Banks face IT audits
Objective is to determine their cyber security strength
The ICT Division will likely commence an IT audit on banks next month to measure their capability to thwart cyberattacks as growing digitalisation and remote working arrangements have augmented the financial sector's exposure to online crimes.
The Digital Security Agency, a wing of the ICT Division responsible for tackling cyber threats, will carry out the audit as most banks are vulnerable to cyber-criminals in the absence of an effective security system.
Tarique M Barkatullah, director of operations at the Agency, said almost all the preparations needed to begin the audit are complete.
"The agency will commence the audit within the next two months. We have already arranged several meetings with the stakeholders to conduct it."
Banks in Bangladesh are increasingly embracing digital banking means by rolling out various retail banking products. For instance, many banks have already introduced app-based banking, enabling clients to carry out banking activities online. In addition, some banks are setting up cash recycling machines to replace the existing automated teller machines at a fast pace.
The ongoing coronavirus pandemic has given a boost to these digital initiatives as they help people settle transactions without having to visit their local branches.
Against this backdrop, there is a strong requirement to strengthen IT security in the banking sector.
S&P Global ratings firm has said banks are key targets as direct sources of finance, because of their key infrastructure role and also their possession of a wide range of sensitive personal data, according to Reuters.
Accelerated digitalisation and remote working arrangements have increased the financial sector's exposure to cyber-risks and could lead to more complex cyberattacks that trigger higher losses, it said.
Initially, state-owned banks in Bangladesh will be audited, with Rupali Bank set to be the first.

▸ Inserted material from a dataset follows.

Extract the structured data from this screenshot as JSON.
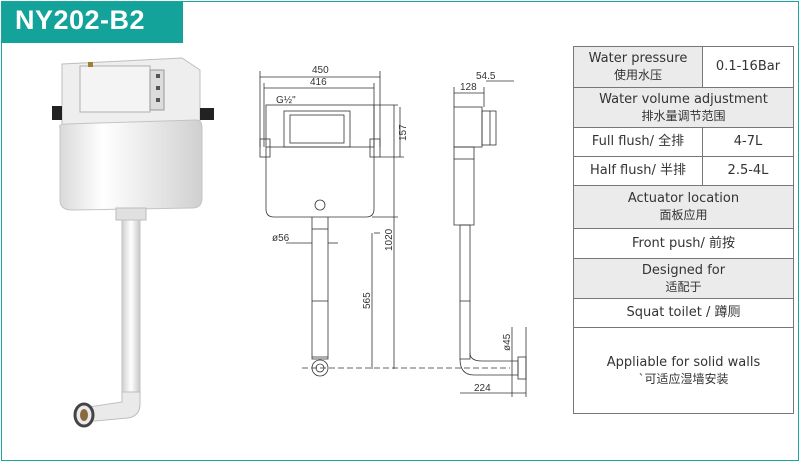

"After completing the audit programme in state-owned banks, the agency will verify the strength of private banks," Barkatullah said.
Brac Bank will be the first lender among private banks to undergo an IT audit, which will take a maximum of five days to complete for each lender.
In February last year, the agency carried out an IT audit on Sonali Bank on a pilot basis.
"The piloting helped us make the decision," Barkatullah added.
The audit team will scrutinise all IT infrastructures, ranging from core banking solutions to hardware, to detect loopholes that may become potential threats for the lenders.
The agency will also verify whether the banks follow the government's information security manual.
Zunaid Ahmed Palak, state minister for ICT, said the government decided to conduct an IT audit to bring all the banks under official guidelines by pointing out their cyber-security flaws.
The audit will identify the banks' cyber-security flaws and make recommendations for the necessary measures to solve them.
The team will submit a full report to the Digital Security Agency on the companies that will implement their recommendations within a stipulated timeframe.
"This will reduce the risks of the banking sector and make it safer," Palak added.
Ali Reza Iftekhar, chairman of the Association of Bankers Bangladesh, welcomed the government's decision.
"All kinds of cooperation will be extended in this regard. However, the details on how the IT audit process will start and the terms and conditions have not been finalised," he added.
This is a good initiative by the ICT Division to keep the financial institutions safe from cybercrime, according to IT expert Tanvir Hassan Zoha.
"But the question is whether the Digital Security Agency and the Computer Incident Response Team have enough skilled workforce to conduct such an audit," he said.
There are just 70 people in the two agencies, while the number of banks and non-bank financial institutions stands at 95.
"How can they audit all these organisations?" added Zoha, also the managing director of Backdoor Private Ltd.
He questioned how the ICT Division could complete these audits without assistance from the Bangladesh Bank, which lays down the laws and guidelines for the local lenders.
The BB has asked banks to introduce a Security Operations Centre (SOC) to keep them safe from digital threats.
"If a SOC system is introduced in all banks, it will be possible to prevent cyberattacks," Zoha said.